La semaine écoulée a été marquée en France par la prise de parole du Premier ministre Sébastien Lecornu, désormais figure centrale du paysage politique après avoir mené à terme l’élaboration du budget 2026 – un exercice qui a mis à rude épreuve la stabilité gouvernementale hexagonale pendant près de deux ans. Ce nouveau budget, qui vise un déficit de 5 % sans hausse d’impôts, constitue pour le pays un retour à une forme de normalité budgétaire, bien que nombre d’observateurs demeurent sceptiques quant à la pérennité de l’effort dans un environnement économique incertain.
Dans ce contexte marqué par la prudence, Sébastien Lecornu a annoncé que les prochains mois verraient un recentrage de l’action gouvernementale autour de deux axes structurels : l’énergie et la défense. Ces priorités interviennent alors que l’économie française, comme nombre de ses homologues européens, poursuit une trajectoire de désendettement doux, cherchant l’équilibre entre ambition industrielle et discipline budgétaire.
L’enjeu énergétique occupe une place cardinale dans cette feuille de route. Après deux années de tergiversations, le Premier ministre a confirmé l’imminente signature du programme énergétique pluriannuel, qui se traduira notamment par la construction de six nouveaux réacteurs nucléaires publics – avec une option pour huit supplémentaires à l’avenir. Parallèlement, l’État entend maintenir des ambitions fortes en matière d’énergies renouvelables, misant toujours sur l’éolien en mer, le solaire et la géothermie. L’accent est aussi mis sur l’accélération de l’électrification, objectif affiché : 60 % de consommation électrique à l’horizon 2030. Le cap ainsi fixé témoigne d’une volonté politique de sécuriser les approvisionnements et de limiter l’exposition du pays aux volatilités énergétiques mondiales – une tension encore amplifiée par la contestation des chaînes d’approvisionnement et les incertitudes géopolitiques.
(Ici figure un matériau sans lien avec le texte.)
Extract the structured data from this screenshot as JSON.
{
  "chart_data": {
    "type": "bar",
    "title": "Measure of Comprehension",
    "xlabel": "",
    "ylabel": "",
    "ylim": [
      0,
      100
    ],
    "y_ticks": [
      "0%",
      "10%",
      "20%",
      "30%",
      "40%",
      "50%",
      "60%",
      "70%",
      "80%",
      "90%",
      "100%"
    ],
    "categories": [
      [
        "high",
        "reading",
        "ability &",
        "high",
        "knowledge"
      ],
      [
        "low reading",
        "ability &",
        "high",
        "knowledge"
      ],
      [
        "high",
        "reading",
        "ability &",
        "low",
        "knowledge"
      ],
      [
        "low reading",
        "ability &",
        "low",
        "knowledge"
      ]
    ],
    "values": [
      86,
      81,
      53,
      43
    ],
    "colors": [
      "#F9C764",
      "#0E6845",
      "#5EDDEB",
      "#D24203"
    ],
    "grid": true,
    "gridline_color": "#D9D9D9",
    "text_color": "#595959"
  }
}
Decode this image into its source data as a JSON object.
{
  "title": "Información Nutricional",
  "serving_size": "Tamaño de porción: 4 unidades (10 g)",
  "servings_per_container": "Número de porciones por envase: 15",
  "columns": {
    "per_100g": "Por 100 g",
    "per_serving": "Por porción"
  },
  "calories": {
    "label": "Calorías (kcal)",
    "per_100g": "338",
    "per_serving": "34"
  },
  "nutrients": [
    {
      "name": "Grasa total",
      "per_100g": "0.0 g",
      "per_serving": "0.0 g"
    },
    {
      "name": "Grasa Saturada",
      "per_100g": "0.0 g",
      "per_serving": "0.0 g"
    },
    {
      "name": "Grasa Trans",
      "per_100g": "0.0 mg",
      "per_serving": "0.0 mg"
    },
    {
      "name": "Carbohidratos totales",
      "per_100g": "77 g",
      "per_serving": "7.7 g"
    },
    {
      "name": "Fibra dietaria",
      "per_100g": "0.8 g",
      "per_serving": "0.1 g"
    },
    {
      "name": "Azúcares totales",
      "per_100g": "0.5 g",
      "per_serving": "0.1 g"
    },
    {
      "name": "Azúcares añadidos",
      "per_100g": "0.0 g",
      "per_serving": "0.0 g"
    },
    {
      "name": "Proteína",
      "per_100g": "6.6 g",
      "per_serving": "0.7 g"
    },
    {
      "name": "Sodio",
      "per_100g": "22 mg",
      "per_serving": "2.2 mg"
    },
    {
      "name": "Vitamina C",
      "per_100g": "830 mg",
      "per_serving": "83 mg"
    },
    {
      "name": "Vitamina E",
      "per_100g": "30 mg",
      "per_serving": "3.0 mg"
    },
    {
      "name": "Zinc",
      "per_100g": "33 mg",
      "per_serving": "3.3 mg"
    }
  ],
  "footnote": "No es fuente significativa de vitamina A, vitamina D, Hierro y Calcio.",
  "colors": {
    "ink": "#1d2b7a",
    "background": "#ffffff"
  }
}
C’est aussi sous l’angle de la souveraineté que la hausse du budget de la défense est présentée : devant doubler entre 2017 et 2027, il représente non seulement une réponse géopolitique, mais aussi une mesure de protection du tissu industriel national et de ses emplois stratégiques. Lecornu prévoit une mise à jour avant le 14 juillet de la programmation militaire, dans un contexte où les enjeux sécuritaires et la modernisation des équipements concentrent l’attention des marchés et des analystes internationaux.
À ces chantiers majeurs s’ajoute une volonté renouvelée de décentraliser certains pouvoirs de l’État – notamment face à la contrainte qui pèse sur les finances publiques. En déléguant davantage de prérogatives à des acteurs locaux, l’exécutif espère alléger l’appareil central tout en faisant jouer la subsidiarité pour améliorer l’efficacité de la dépense publique. Un projet de loi intégrant 50 mesures de simplification accompagnera cette mutation.
Sur le plan social, le maintien de l’aide médicale d’État (AME) a été confirmé malgré la pression politique et les débats récurrents sur l’immigration. Deux décrets, visant à moderniser la gestion du programme et à renforcer la lutte contre la fraude, incarnent une posture d’arbitrage entre maîtrise des dépenses et cohésion sociale.
L’ensemble de ces orientations s’inscrit dans un environnement où la matérialisation et la sécurisation du capital deviennent des préoccupations croissantes pour les ménages comme pour les investisseurs institutionnels. L’augmentation durable des dépenses publiques, dans un climat d’incertitude politique et monétaire en Europe, interroge sur la valeur à long terme des actifs financiers traditionnels et sur la robustesse du système bancaire au regard de potentielles crises futures. Parallèlement, la volonté de l’exécutif de renforcer les infrastructures énergétiques et militaires peut être vue comme une forme de « matérialisation » à l’échelle macroéconomique – avec des retombées tangibles sur les filières industrielles, l’innovation technologique et, in fine, les modes de sécurisation de l’épargne. L’accent placé sur l’investissement productif contraste avec le repli observé ces derniers mois sur des actifs tangibles, immobiliers ou de collection, qui deviennent progressivement des refuges face à la volatilité des marchés et à l’érosion du rendement obligataire.
En consolidant ses priorités, le gouvernement tente de donner des gages de stabilité et de prévisibilité aux acteurs économiques, toutefois sensibilisés à la nécessité d’arbitrages financiers plus fins et à la gestion du risque dans une France confrontée à des défis multiples – entre attractivité internationale, compétitivité et gestion prudente de la dette publique.